Мы втроём – мама, брат и я – сидели в одном из самых первых рядов небольшого, вполне камерного зала, очень подходившего именно для выступления представителя академического мира. Отсюда выступавшего было видно и слышно так, будто он говорит не с публикой, а дружески беседует с тобой лично – что, впрочем, как раз и подобает учёному, отличая его от шоумена. Тональность задушевной беседы, однако, совсем не гармонировала с личностью Ровнера. Был он человеком вполне сосредоточенным на проблемах своей науки, совсем не эмоциональным, не наделённым даром сопереживания и вчувствования во внутренний мир слушателя. Когда общаются друг с другом учёные, общение и должно быть таким – эмоции миру строгой науки по сути чужды и чувствуют себя более или менее как дома лишь на периферии научной жизни. Казалось бы, однако, само словосочетание «творческий вечер», которым именовалось происходившее, располагает к проявлению чувств, к установлению такого контакта между выступающим и аудиторией, в котором эмоции играли бы далеко не последнюю роль. Но ведь одно дело – творческий вечер артиста, поэта или художника, вообще человека искусства, и совсем другое – «бенефис» учёного. Мне совершенно понятна антипатия, испытываемая учёными по отношению к привнесению излишней зажигательности в свои речи: читая студентам теоретический курс введения в изучение семитских языков, я сам весьма редко устраивал посреди своих рассуждений эмоциональные фейерверки, рассыпая во всех направлениях риторические конфетти. Человек, живущий наукой, раскрывая содержание своей работы перед непосвящёнными, исходит из того, что если их не «зажжёт» сама природа обсуждаемого предмета, то умножение разного рода экскурсов в области, интерес к которым носит общераспространённый характер, хотя вполне и может на какое-то время приковать внимание слушателей к выступающему, но внимание это будет по самой своей сути неполноценным, явится неким общедоступным, с лёгким хмельным душком суррогатом того выдержанного, подобно хорошему вину, сосредоточения, на волне которого и совершается всё настоящее в науке. Древние греки знали двух Афродит – небесную и пошлую. Рискуя пересадить это представление в не совсем родную для него почву, скажу, что труд учёного и присутствие Афродиты Пандемос несовместимы; Афродита же Урания, преображаясь каким-то ей одной ведомым образом, всегда занимает в мастерской человека науки подобающее ей место.

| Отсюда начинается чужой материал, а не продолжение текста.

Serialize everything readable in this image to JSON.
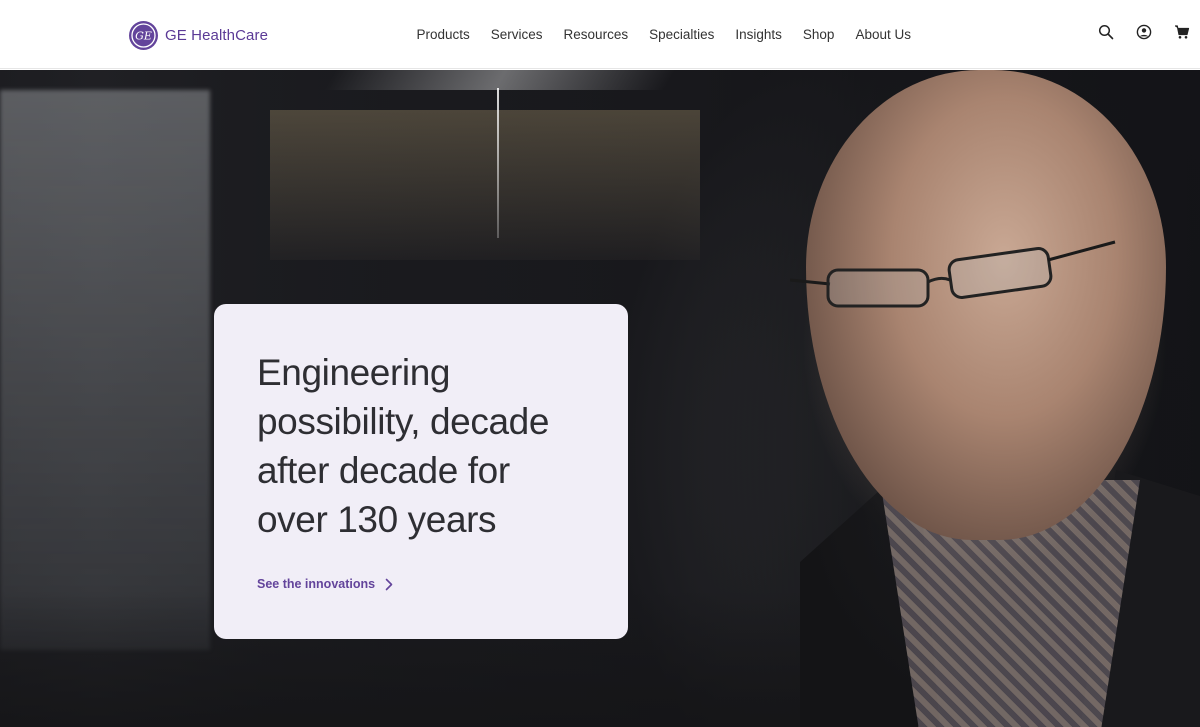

Из содержания речей Ровнера я помню очень немногое. Собственно, все мои воспоминания на этот счёт сводятся лишь к одному сюжету. Из зала выступавшего спросили о том, какое религиозное учение он рассматривает как духовно наиболее близкое себе. Ровнер ответил, что на данном этапе его жизненного пути ему ближе всего буддизм, и привёл несколько теперь уже позабытых мной рассуждений в обоснование и раскрытие этого тезиса. И тогда с занимаемого им места позади нас с мамой и братом поднялся во весь свой не очень малый рост один из тогдашних лидеров еврейской общины Тбилиси, коренастый и чрезвычайно бородатый мужчина по фамилии Пичхадзе, и принялся прилюдно стыдить своего не в меру интеллигентного соплеменника за слишком уж радикальный отрыв от национальных корней. В этом предприятии, насколько я припоминаю, ему оказали определённое содействие двое сидевших рядом совсем ещё молодых активистов еврейского национального движения.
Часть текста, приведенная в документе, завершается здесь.